Le dictionnaire du littéraire définissant la politique comme « art de gouverner la cité » (Aron et al., 2002 : 454), ajoute que « les relations entre politique et littérature forment la matière de nombreuses études aux différentes phases de leur histoire [...] En soi, aucune forme littéraire n'est étrangère à la fonction politique » (Aron et al, 2002 : 454). Moursal postule également que :

Les phénomènes sociaux, ethniques, historiques inspirent les auteurs et sous-entendent leurs préoccupations littéraires et idéologiques. Ceux-ci pénètrent au tréfonds de l'imaginaire sociopolitique afin de donner un nouvel éclairage de la société. Hormis les autres disciplines, certains aspects de la réalité sociale circulant dans les discours, véhiculés dans les messages et cristallisés dans les conduites des individus, sont pris en compte par les travaux littéraires (Moursal, 2009 : 82).

Nous cherchons à démontrer cette corrélation en conviant à une lecture de l'histoire politique du Tchad.

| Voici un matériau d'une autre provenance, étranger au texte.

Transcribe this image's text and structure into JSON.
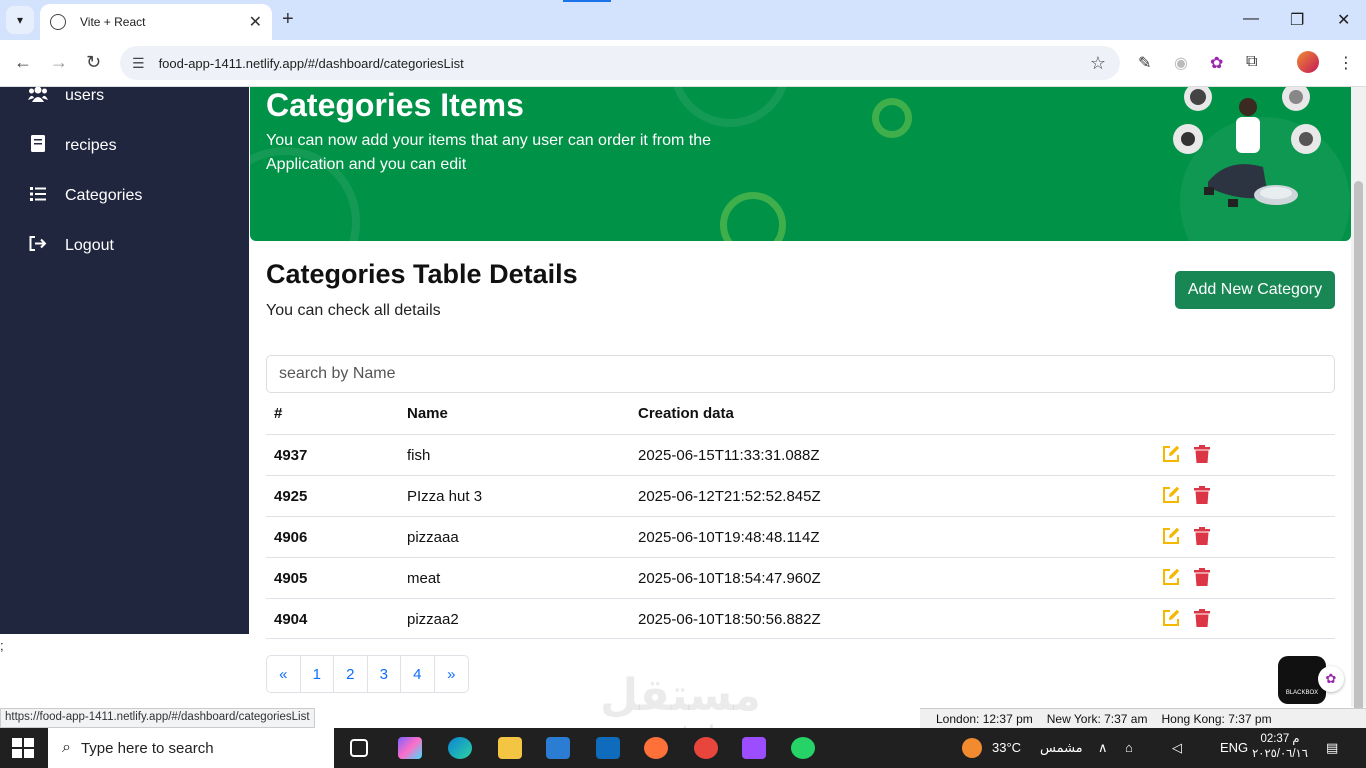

Des réalités politiques qui ont influencé la production littéraire tchadienne, nous avons retenu la période des royaumes qui ont résisté à la pénétration coloniale comme point de départ. Les français ont dirigé le territoire tchadien depuis 1920. Cette colonisation a eu des conséquences positives parmi lesquelles l'école et la langue française qui nous permettent aujourd'hui d'exprimer nos pensées et de produire des textes littéraires. La langue au départ était un obstacle pour la production. Mais, après le 11 août 1960, l'indépendance a permis aux Tchadiens de penser au développement, à la scolarisation de masse. Ce défi est d'actualité.

Après l'administration coloniale, des mouvements politiques se sont créés avec comme défaut commun l'impossibilité de s'arracher à l'ethnie pour tenir un discours nationaliste. De la stabilité politique de 1960 à la démocratie débyienne en passant par la période des coups d'État et des chefs militaires, l'histoire du Tchad ne sera faite que des dérives qui vont servir de sources d'inspiration aux écrivains tchadiens, si elles ne poussent pas ceux-ci au silence ou à l'exil.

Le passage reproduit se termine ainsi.